Fast forward to 2009 and Gingrich's Republicans are precisely that morally bankrupt. Throughout August, GOP demagogues falsely claimed Democratic health care proposals would gut Medicare benefits. Sarah Palin and Obama negotiating partner Chuck Grassley warned about mythical government"death panels" which would "pull the plug on grandma." Amazingly, a recent poll showed that 59% of self-identified conservatives and 62% of McCain voters believe that the government should "stay out of Medicare." As for Mitch McConnell, who a decade ago wanted to take a butcher knife to Medicare, the Senate Minority Leader is using a rhetorical scalpel to slash Democrats:

"Some in Congress seem to be in such a rush to pass just any reform, rather than the right reform, that they're looking everywhere for the money to pay for it -- even if it means sticking it to seniors with cuts to Medicare."

(Earlier this month, RNC chairman Michael Steele reflected incarnate the GOP contradictions - and hypocrisy - over Medicare. He called for "no cuts to Medicare to pay for another program," only to announce just days later, "You've got to deal with those inefficiencies, absolutely.")

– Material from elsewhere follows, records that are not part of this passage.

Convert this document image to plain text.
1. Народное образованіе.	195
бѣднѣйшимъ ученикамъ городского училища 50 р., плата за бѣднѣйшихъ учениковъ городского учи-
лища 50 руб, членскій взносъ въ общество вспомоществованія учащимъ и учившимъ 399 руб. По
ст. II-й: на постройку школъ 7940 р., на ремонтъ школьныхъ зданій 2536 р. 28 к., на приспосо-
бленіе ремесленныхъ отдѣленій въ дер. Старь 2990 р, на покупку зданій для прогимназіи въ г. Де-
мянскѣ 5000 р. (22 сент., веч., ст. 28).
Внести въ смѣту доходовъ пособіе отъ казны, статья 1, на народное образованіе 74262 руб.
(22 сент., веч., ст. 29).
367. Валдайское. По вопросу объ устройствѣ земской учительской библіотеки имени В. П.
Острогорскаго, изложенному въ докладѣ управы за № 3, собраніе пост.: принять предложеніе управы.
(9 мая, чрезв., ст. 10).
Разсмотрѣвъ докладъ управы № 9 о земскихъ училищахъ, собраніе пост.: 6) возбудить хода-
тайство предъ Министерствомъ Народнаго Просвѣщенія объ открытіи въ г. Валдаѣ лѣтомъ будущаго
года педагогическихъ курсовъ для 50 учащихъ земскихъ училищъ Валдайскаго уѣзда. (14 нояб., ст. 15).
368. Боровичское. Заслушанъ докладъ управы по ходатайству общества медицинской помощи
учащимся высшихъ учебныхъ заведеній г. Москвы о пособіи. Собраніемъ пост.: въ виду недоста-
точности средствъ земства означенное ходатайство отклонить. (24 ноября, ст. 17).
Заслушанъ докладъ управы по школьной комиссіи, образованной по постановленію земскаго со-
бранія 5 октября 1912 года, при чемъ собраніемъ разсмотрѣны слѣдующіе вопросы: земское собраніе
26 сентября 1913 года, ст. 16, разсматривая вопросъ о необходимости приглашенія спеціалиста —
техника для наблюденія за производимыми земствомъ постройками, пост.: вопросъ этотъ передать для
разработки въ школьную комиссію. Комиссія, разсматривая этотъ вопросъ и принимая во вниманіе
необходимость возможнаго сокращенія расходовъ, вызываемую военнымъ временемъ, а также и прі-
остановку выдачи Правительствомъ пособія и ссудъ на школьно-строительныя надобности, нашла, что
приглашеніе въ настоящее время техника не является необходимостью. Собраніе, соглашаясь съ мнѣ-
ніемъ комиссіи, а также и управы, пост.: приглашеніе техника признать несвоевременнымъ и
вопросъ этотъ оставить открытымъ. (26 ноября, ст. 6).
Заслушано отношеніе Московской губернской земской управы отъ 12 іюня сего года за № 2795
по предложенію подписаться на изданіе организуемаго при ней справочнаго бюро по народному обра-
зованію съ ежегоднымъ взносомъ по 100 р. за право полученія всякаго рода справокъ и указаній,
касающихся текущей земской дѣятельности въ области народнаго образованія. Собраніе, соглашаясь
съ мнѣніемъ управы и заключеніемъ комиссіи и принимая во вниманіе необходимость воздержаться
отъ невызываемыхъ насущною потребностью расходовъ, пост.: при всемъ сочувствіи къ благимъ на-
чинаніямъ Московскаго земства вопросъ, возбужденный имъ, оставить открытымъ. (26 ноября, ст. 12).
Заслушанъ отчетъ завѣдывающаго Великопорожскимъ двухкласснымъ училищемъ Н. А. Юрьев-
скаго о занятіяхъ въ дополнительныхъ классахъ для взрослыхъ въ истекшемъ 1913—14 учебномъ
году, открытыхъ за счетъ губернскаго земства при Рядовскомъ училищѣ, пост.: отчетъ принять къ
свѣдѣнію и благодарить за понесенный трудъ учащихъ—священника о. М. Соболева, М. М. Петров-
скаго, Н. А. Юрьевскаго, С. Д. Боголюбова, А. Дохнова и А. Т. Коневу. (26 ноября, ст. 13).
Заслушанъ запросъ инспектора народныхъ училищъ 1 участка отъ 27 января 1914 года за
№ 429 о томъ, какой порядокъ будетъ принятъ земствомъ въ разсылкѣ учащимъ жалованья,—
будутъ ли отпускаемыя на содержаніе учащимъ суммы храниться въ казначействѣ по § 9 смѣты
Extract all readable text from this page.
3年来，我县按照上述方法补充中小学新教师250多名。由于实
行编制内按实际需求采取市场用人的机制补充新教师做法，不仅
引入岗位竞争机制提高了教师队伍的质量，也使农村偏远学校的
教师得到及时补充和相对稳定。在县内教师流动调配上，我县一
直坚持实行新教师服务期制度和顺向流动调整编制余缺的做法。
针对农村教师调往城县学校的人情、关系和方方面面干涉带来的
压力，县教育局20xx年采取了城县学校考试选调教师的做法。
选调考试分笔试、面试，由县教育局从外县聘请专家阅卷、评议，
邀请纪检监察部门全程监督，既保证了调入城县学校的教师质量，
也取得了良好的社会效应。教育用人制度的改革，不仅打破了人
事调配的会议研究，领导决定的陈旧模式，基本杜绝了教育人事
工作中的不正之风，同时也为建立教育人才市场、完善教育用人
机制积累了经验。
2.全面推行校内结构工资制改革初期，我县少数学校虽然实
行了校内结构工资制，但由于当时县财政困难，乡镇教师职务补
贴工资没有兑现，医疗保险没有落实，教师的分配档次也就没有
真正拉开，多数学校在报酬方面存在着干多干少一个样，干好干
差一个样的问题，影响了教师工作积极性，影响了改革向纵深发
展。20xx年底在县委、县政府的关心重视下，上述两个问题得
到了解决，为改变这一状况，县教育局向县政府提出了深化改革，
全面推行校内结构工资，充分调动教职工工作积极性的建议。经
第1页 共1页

And so it goes. Republicans are worried not that Obama's health care reform might fail, but that it would succeed, and thus for years make Democrats the party of choice for grateful Americans. So the GOP pretends to now defend the Medicare program it has always opposed and doubtless will again in the future.

But reading the Washington Post, you'd never know.

(This piece also appears at Perrspectives.)

UPDATE: It is worth noting, as Steve Benen does, that far from protecting Medicare, Republicans in Congress are actively intent on "privatizing it out of existence." As he points out, "this year, 137 Republicans -- more than three-fourths of the caucus -- voted in support of a GOP alternative budget plan that called for 'replacing the traditional Medicare program with subsidies to help retirees enroll in private health care plans.'" And in a jaw-dropping Wall Street Journal op-ed just three weeks ago, Sarah Palin called for fundamentally altering the program by "providing Medicare recipients with vouchers that allow them to purchase their own coverage."